With over 30 years buy to let experience, we understand the complexity and risks faced by landlords, particularly if you are new to the game. That’s why, as part of our continued service to landlords and buy to let clients, we’ve here to help you understand the legalities that come with letting property.

Law of the Land

There are very strict laws a landlord must follow when letting property and if they fail to comply with these rules and regulations they could find themselves in trouble and facing a fine.

Common legal issues faced by landlords

It is absolutely essential that as a landlord you understand all the laws you must adhere to when renting out property, particularly the following areas:

  • Tenant eviction
  • Tenancy deposits
  • Tenant health and safety
  • Changes to the rent
  • Harassment of tenants.

Tenant eviction

A landlord can evict a tenant at the end of their tenancy by serving a Section 21 Notice with a minimum of two month’s notice. If the tenant does not vacate the property on the specified date, the landlord must obtain an order for possession from the court before going to a court bailiff if necessary.

To evict a tenant before the end of their tenancy, a landlord must first have sufficient grounds such as:

  1. The tenant is in serious rent arrears i.e. owing at least 2 months/8 weeks rent
  2. The tenant persistently being in rent arrears
  3. The tenant causing nuisance or annoyance to the occupiers of neighbouring properties
  4. The tenant has breached an obligation in their tenancy (e.g. they have a pet in the property when the tenancy agreement specifically prohibits them from keeping any pets)

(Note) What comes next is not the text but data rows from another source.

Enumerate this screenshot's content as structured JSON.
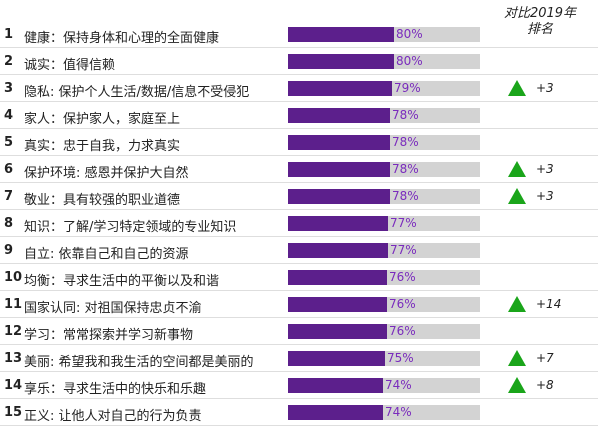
{
  "header": {
    "line1": "对比2019年",
    "line2": "排名"
  },
  "chart_data": {
    "type": "bar",
    "orientation": "horizontal",
    "ranks": [
      1,
      2,
      3,
      4,
      5,
      6,
      7,
      8,
      9,
      10,
      11,
      12,
      13,
      14,
      15
    ],
    "categories": [
      "健康：保持身体和心理的全面健康",
      "诚实：值得信赖",
      "隐私: 保护个人生活/数据/信息不受侵犯",
      "家人：保护家人，家庭至上",
      "真实：忠于自我，力求真实",
      "保护环境: 感恩并保护大自然",
      "敬业：具有较强的职业道德",
      "知识：了解/学习特定领域的专业知识",
      "自立: 依靠自己和自己的资源",
      "均衡：寻求生活中的平衡以及和谐",
      "国家认同: 对祖国保持忠贞不渝",
      "学习：常常探索并学习新事物",
      "美丽: 希望我和我生活的空间都是美丽的",
      "享乐：寻求生活中的快乐和乐趣",
      "正义: 让他人对自己的行为负责"
    ],
    "values": [
      80,
      80,
      79,
      78,
      78,
      78,
      78,
      77,
      77,
      76,
      76,
      76,
      75,
      74,
      74
    ],
    "value_labels": [
      "80%",
      "80%",
      "79%",
      "78%",
      "78%",
      "78%",
      "78%",
      "77%",
      "77%",
      "76%",
      "76%",
      "76%",
      "75%",
      "74%",
      "74%"
    ],
    "xlim": [
      0,
      100
    ],
    "rank_changes": [
      "",
      "",
      "+3",
      "",
      "",
      "+3",
      "+3",
      "",
      "",
      "",
      "+14",
      "",
      "+7",
      "+8",
      ""
    ],
    "colors": {
      "bar": "#5c1f8c",
      "track": "#d3d3d3",
      "label": "#7a2bbd",
      "up_arrow": "#1aa51a"
    }
  }
}
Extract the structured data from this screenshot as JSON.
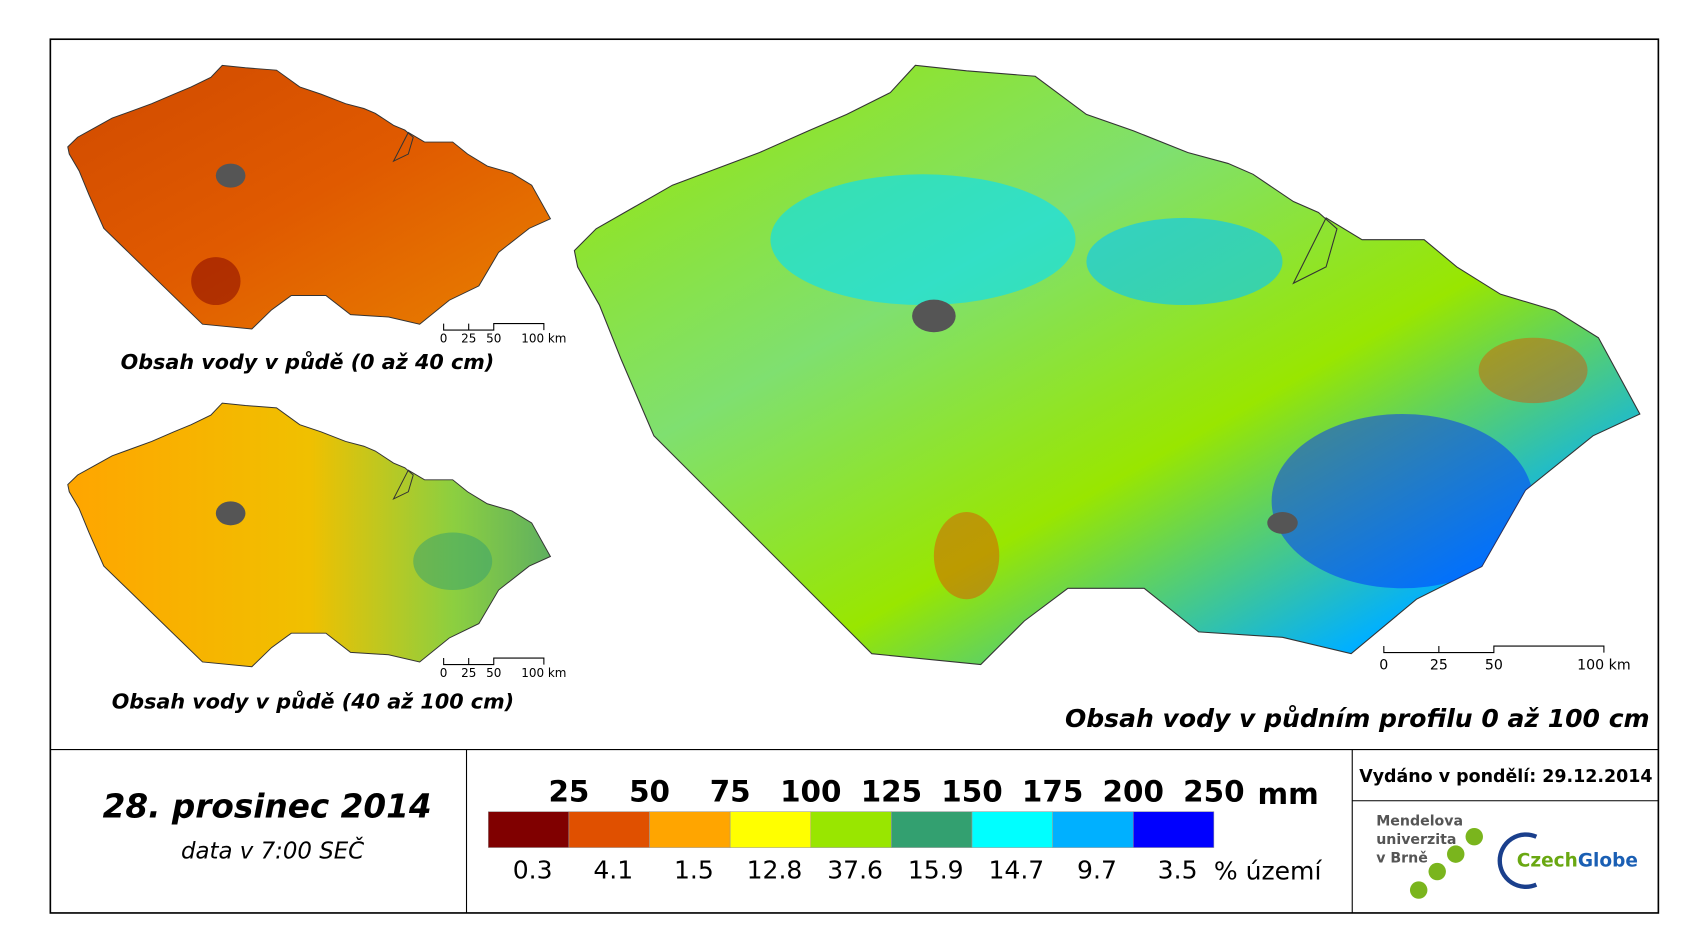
{
  "maps": [
    {
      "title": "Obsah vody v půdě (0 až 40 cm)",
      "scale": [
        "0",
        "25",
        "50",
        "100 km"
      ]
    },
    {
      "title": "Obsah vody v půdě (40 až 100 cm)",
      "scale": [
        "0",
        "25",
        "50",
        "100 km"
      ]
    },
    {
      "title": "Obsah vody v půdním profilu 0 až 100 cm",
      "scale": [
        "0",
        "25",
        "50",
        "100 km"
      ]
    }
  ],
  "date": "28. prosinec 2014",
  "time": "data v 7:00 SEČ",
  "legend": {
    "thresholds": [
      25,
      50,
      75,
      100,
      125,
      150,
      175,
      200,
      250
    ],
    "unit": "mm",
    "colors": [
      "#800000",
      "#e05000",
      "#ffa500",
      "#ffff00",
      "#99e600",
      "#33a070",
      "#00ffff",
      "#00b0ff",
      "#0000ff"
    ],
    "shares": [
      0.3,
      4.1,
      1.5,
      12.8,
      37.6,
      15.9,
      14.7,
      9.7,
      3.5
    ],
    "share_unit": "% území"
  },
  "issued": "Vydáno v pondělí: 29.12.2014",
  "logos": {
    "mendel": [
      "Mendelova",
      "univerzita",
      "v Brně"
    ],
    "czech": "Czech",
    "globe": "Globe"
  }
}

If the landlord does have sufficient grounds then they must by law serve a Section 8 Notice on their tenant before obtaining a court order for possession and enlisting the help of a court bailiff if the tenant refuses to leave the property.

Tenancy deposits

A landlord must protect the tenant’s deposit and supply the tenant with the prescribed information relating to the protection of the deposit within 30 days of receipt.

Failure to comply with the new provisions could result in the tenant making a claim for:

  • The return of the deposit, or
  • For the deposit to be protected, and
  • A penalty payable by the landlord of up to 3 times the amount of the deposit.

Section 21 Notices will be invalid if they are served on the tenant before the deposit has been protected and/or the prescribed information has been supplied to the tenant. If a landlord fails to protect a deposit within the 30 day period then they must return it to the tenant (in full or with such deductions as agreed with the tenant) prior to the service of a section 21 Notice.

Tenant Health and Safety

Landlords must provide tenants with a safe place to live throughout their tenancy. It is a legal requirement for all properties to have an annual gas safety check, electrical items must be PAT tested and furniture must meet fire safety standards.

Landlords are also responsible for most repairs of the property and must keep the equipment which supply water, gas and electricity in safe working order.

Landlords letting out Houses in Multiple Occupancy (HMO) must comply with additional regulations. This includes having:

  • An HMO licence
  • Written fire assessment, a mains operated fire alarm system and at least one fire blanket and/or fire extinguisher
  • Five-yearly electrical safety check
  • Annual gas safety certificate
  • Minimum one toilet per every five people
  • Minimum one shower/bath per every six people.

Changes to the rent

There are two periods when a landlord can legally increase a tenant’s rent; the most common being at renewal of the tenancy i.e. the fixed term has come to an end and the landlord and tenant wish to enter into a new tenancy rather than a ‘periodic’ tenancy. In this instance a new tenancy agreement detailing the increased rent is required.

A landlord can also increase the rent during a periodic tenancy by serving notice on the tenant proposing the new rent and the date upon which it will take effect. There must be a minimum period of time between the date the notice was served and the date the new rent comes into effect. This minimum period is dependent on the nature of the periodic tenancy.

Harassment of tenants

It is a criminal offence for a landlord to unlawfully harass a tenant. This means landlords must not unnecessarily disturb the tenants. If a landlord requires access they must give sufficient notice and arrange a date and time which is convenient to the tenant. Under no circumstances can a landlord enter the property without consent, even if the tenants are failing to respond to your correspondence.

It is essential landlords follows these legal requirements to the letter; failure to do so could give tenants the opportunity to claim compensation against you.